When I first watched this movie not long after it had come out I was overwhelmed with sadness. I found it almost unbearably bleak – a future where there aren’t humans left because there’s literally too much garbage around, there’s a sole clean up robot still working who is acutely aware of his own loneliness and then when we finally see the humans they have become complacent consumers of whatever they’re told to consume without thinking at all.

It’s a horribly dark future! I find that really upsetting! And I still don’t really endorse this as a nice movie, because it’s so very bleak. Then EVE comes down to scan for life and for Wall-E it’s love at first sight, he follows her around, gazing at her as she flies and we’re encouraged to feel the same way he does. When EVE first gets a sign of Wall-E her first response is to blast at the source of the noise with her cannon.

The magic of this film is the way it makes you care for robots with minimal facial expressions and very limited dialogue. It uses familiar tropes to get audience buy in – the love sick boy, the fish out of water who doesn’t understand the world and has to be shown things, the humour that comes from the differences in their technologies and their jobs (directives).

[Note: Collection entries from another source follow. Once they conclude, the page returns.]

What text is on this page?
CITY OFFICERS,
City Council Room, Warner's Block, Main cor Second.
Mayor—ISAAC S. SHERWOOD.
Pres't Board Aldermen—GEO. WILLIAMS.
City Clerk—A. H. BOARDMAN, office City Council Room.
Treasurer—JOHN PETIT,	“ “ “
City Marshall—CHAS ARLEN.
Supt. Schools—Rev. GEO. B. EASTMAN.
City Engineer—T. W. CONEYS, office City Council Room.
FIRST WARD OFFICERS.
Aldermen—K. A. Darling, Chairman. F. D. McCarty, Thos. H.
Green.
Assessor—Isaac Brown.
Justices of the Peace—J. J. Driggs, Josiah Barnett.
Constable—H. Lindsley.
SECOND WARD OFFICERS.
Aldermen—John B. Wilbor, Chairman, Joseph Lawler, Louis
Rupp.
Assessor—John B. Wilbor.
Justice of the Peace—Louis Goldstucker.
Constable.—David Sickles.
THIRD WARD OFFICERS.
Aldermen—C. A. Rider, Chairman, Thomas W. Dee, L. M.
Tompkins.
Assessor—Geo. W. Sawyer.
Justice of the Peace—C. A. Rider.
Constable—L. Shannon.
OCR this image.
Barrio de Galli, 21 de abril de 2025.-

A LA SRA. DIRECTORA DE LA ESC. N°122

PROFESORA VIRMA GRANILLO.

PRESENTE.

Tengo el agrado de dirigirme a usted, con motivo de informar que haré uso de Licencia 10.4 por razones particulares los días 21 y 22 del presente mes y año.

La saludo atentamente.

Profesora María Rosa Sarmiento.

Because it’s impossible not to feel for Wall-E which is a pretty huge success for Pixar.

The people on the ship are fed constant adverts which are unsubtle in their message ‘EAT! SHOP! LIVE!’ which is all very predictable/Society going downhill/evolution of intrusive adverts in our everyday lives … it seems like it’s a possible outcome but I honestly don’t think things will ever be allowed to get that bad. There’s a line which advertisers are always pushing and I think there’s always points where people push back, or install ad blockers 🙂

Wall-E, much like the character in an anime (Tohru Honda) changes people’s lives by meeting them. Having caused a man to fall off his hover chair, he helps him up and introduces himself. Then he breaks into a woman’s communication and she gasps at loud because it’s the first time in who knows how long she’s looked past her personal screen. She even comments ‘I didn’t know we had a pool’, a sentiment repeated later when the captain is seeing previously classified videos. ‘I didn’t know we had a running track. He opens people’s eyes… and makes them start to question their way of life.

There are some cute sci fi references, with Sigourney Weaver as the voice of the ship’s computer and the 2001 music playing when the Captain takes his first steps to the evil autopilot having a red glowing light for an ‘eye’ like Hal. I’m sure there are more hat tips in there that I didn’t pick as well.

Does it make me love the people? It does, which is why the movie hurts so much to be honest. It makes me love humanity, and despair for the future that’s shown in the film. I feel I have too sensitive a soul for this film, maybe.

Bechdel test: No, the only two named female characters are Eve and Mary but they never speak to each other.

Best line:
Teacher Robot: A is for Axiom, your home sweet home. B is for Buy N Large, your very best friend.

State of Mind: Yeah… I think I don’t like this movie much. It still hits me emotionally in the ‘abandonment’ and ‘dark depressing future’ triggers, the horror is apparently quite high for me, and I can’t ignore the dark elements even though there are cute bits and a promising ending with the humans excited to rebuild their lives on Earth.